ActiveVideo Networks contended that its founder, Leo Hoarty, was a visionary when he started the business in Virginia Beach in the early 1990s and obtained patents that form the basis of much of today’s video-on-demand technology.

Verizon countered that Hoarty’s technology was outdated by 2005 when it began rolling out FiOS, its system to provide television, Internet and telephone services directly to homes over fiber-optic cable.

San Francisco lawyer Daniel Johnson Jr., ActiveVideo’s lead counsel, said Verizon approached his client, and ActiveVideo provided demonstration units under a mutual nondisclosure agreement in 2005.

Verizon kept one of the units for almost two years rather than the two months the companies had agreed to and returned it completely disassembled.

The condition of the equipment and the length of time Verizon kept it bolstered his argument that the company had stolen the technology, Johnson said.

Instead of entering into a relationship with ActiveVideo, Verizon “went out and built a system that looks exactly like the ActiveVideo system,” Johnson told the jury.

Verizon’s lead attorney, Henry B. Gutman of New York, responded that delivery of television and Internet through fiber-optic cable was fundamentally different than providing it through coaxial cable as older cable companies do.

The company decided to go initially with SeaChange International, a leader in the field, and later bought an upgrade from Cisco Systems Inc., Gutman said. Verizon paid almost $100 million to the two companies for their technology, a strong indication that Verizon would have been willing to pay ActiveVideo if it was in fact using its technology.
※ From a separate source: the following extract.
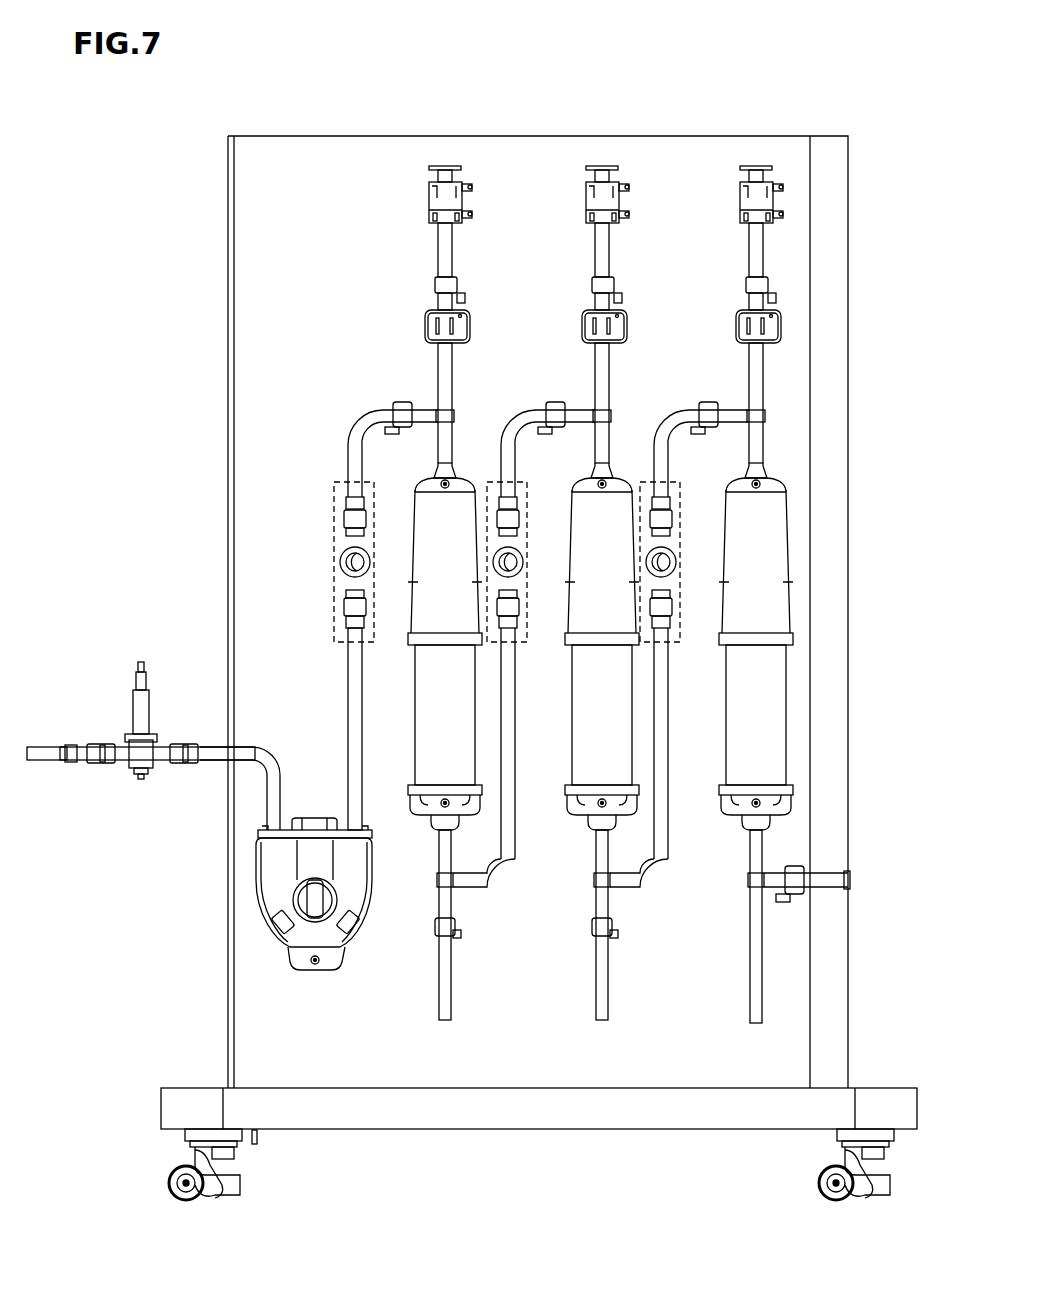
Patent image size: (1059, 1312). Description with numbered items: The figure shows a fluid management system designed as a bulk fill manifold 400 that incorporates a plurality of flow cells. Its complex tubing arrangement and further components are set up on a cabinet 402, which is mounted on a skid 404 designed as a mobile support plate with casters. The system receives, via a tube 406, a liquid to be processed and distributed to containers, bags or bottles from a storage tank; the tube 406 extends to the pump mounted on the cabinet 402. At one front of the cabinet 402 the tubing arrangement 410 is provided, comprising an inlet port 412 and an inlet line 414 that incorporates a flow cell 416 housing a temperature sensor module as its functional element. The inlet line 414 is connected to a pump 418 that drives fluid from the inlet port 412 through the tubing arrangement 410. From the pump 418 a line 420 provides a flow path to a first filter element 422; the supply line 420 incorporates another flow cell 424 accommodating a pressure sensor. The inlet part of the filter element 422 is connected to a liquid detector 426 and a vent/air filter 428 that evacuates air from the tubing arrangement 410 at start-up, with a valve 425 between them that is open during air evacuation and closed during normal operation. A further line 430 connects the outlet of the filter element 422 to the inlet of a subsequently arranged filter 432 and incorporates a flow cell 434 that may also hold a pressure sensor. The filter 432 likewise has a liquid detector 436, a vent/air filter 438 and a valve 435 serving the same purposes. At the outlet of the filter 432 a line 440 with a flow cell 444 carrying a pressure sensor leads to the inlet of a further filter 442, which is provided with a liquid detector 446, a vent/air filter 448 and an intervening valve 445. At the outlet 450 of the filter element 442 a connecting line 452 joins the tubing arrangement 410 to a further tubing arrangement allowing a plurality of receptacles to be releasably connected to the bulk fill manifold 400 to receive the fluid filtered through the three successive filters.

Johnson said after the jury verdict that the demand for interactive television is just catching up with the technology, and interest in his client’s products has never been higher.

Although much of the testimony during the trial was very technical, Johnson said, he tried to maintain the focus on the novelty of Hoarty’s work 20 years ago and on what he argued was Verizon’s need to recoup a $23 billion investment in FiOS. The company had to offer something more than basic cable service, and interactive TV was that extra something, he said.

Johnson said he filed suit in the Eastern District because the area has been a focus of Verizon’s FiOS service and because of the Eastern District’s “rocket docket” reputation for moving cases quickly through court.

He said filing in the Eastern District required enormous preparation before suit was filed. “That’s the only way you can stay in the game. Once the rocket takes off, it’s a wild ride,” he said.

Indeed, a case with dozens of attorneys and more than 1,000 docket entries was tried to verdict within 15 months of filing.

Although U.S. District already has entered judgment on the verdict, post-trial motions are pending and a Verizon spokesman promised an appeal to the U.S. Court of Appeals for the Federal Circuit if those motions fail.

Johnson said he also expects to file a request for an injunction that would bar Verizon from continuing to use ActiveVideo’s technology.

The case wasn’t a complete loss for Verizon. It filed a counterclaim that ActiveVideo had infringed on two of its patents. The jury agreed but awarded only $16,000 in damages.